COUNCIL SHUTS DRUGS DEN / ROGUE TRADER GETS THREE YEARS JAIL / WOMAN JAILED FOR 30 MONTHS FOR BENEFIT FRAUD / COUNCIL LEADER GETS O.B.E
COUNCIL SHUTS DRUGS DEN
A Croydon house known for drug-taking, harassment and antisocial behaviour has been boarded up by council enforcement officers.
The council’s antisocial behaviour enforcement team shut the property in New Addington – just hours after Croydon magistrates agreed a formal closure order.
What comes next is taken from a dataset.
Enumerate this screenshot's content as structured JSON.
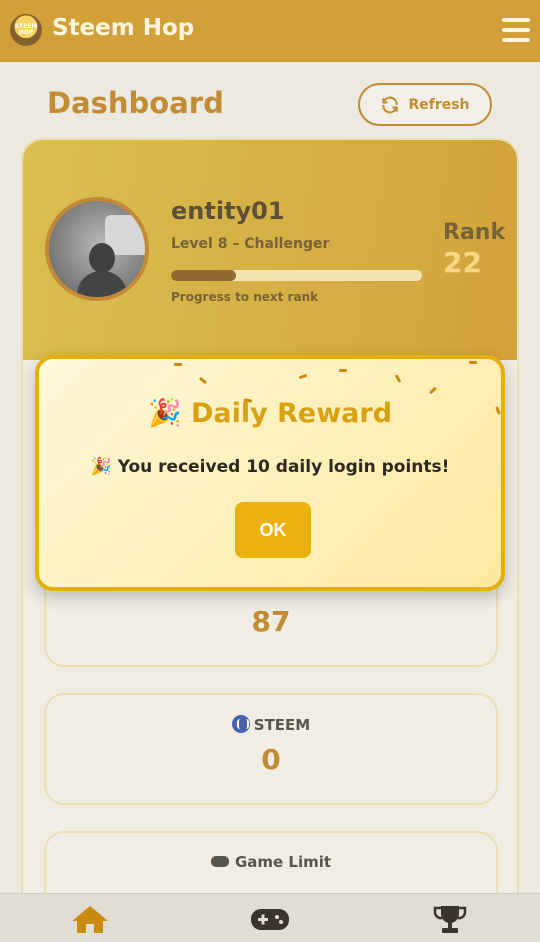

A council spokesman said they had taken action in response to ongoing neighbours’ complaints about the property, which included:
• Drug taking
• Visitors who were drunk and abusive to neighbours
• Fighting in the flat and communal areas
• Visitors at all hours regularly ringing neighbours’ buzzers to be let in
• Noise, including loud music, shouting and swearing
“Police attended the flat on several occasions in response to complaints about antisocial behaviour” said a council statement. “On one occasion several weeks ago they found crack pipes and needles and the tenant admitted having smoked crack in the house but denied using heroin.
“The council made several attempts to get the tenant to improve their behaviour, including the tenant signing an acceptable behaviour contract in September 2015 with the tenancy team. “This was breached on several occasions which led to the council applying for the closure order. “The property will remain shut for three months.”
Croydon’s cabinet member for communities, safety and justice Cllr Mark Watson said: “We do not tolerate anti-social Croydon residents making their neighbours’ lives a misery, and we always take action if they refuse to change their ways.” (Source: Croydon council press release)
ROGUE TRADER GETS THREE YEARS JAIL
A Faversham man has been jailed for three years after conning an 80-year-old Beckenham resident out of £21,700.
The man had earlier pleaded guilty to fraud by misrepresentation after persuading the resident he needed essential repairs to the guttering on his house, which the resident agreed to have done.
Further work was carried out without his permission and he was charged a total of £21,700 for work which was later valued by a Trading Standards-appointed expert at £500.
The man was issued with a five-year criminal behaviour order which bans him from cold calling anywhere in England and Wales.
Trading Standards were alerted by a concerned neighbour who called the team after seeing the rapid response number advertised locally.
Officers visited the victim and while they were there the fraudster unexpectedly turned up but ran off when he saw them. He was later arrested by police on a different matter and presented to Trading Standards for questioning.
A Bromley council spokeswoman said: “The fraudster is well known to Bromley Trading Standards who have previously prosecuted him for similar offences, the most recent in 2012 when he was jailed for eight weeks and given a two-year ASBO banning him from trading in the borough.
“In 2011 he was imprisoned for eight weeks suspended for a year for charging vulnerable residents for bogus repairs.
“On sentencing the judge said the offences ‘were serious and preying on elderly people rightly draws public disgust and outrage. ‘The impact on the victim was substantial’.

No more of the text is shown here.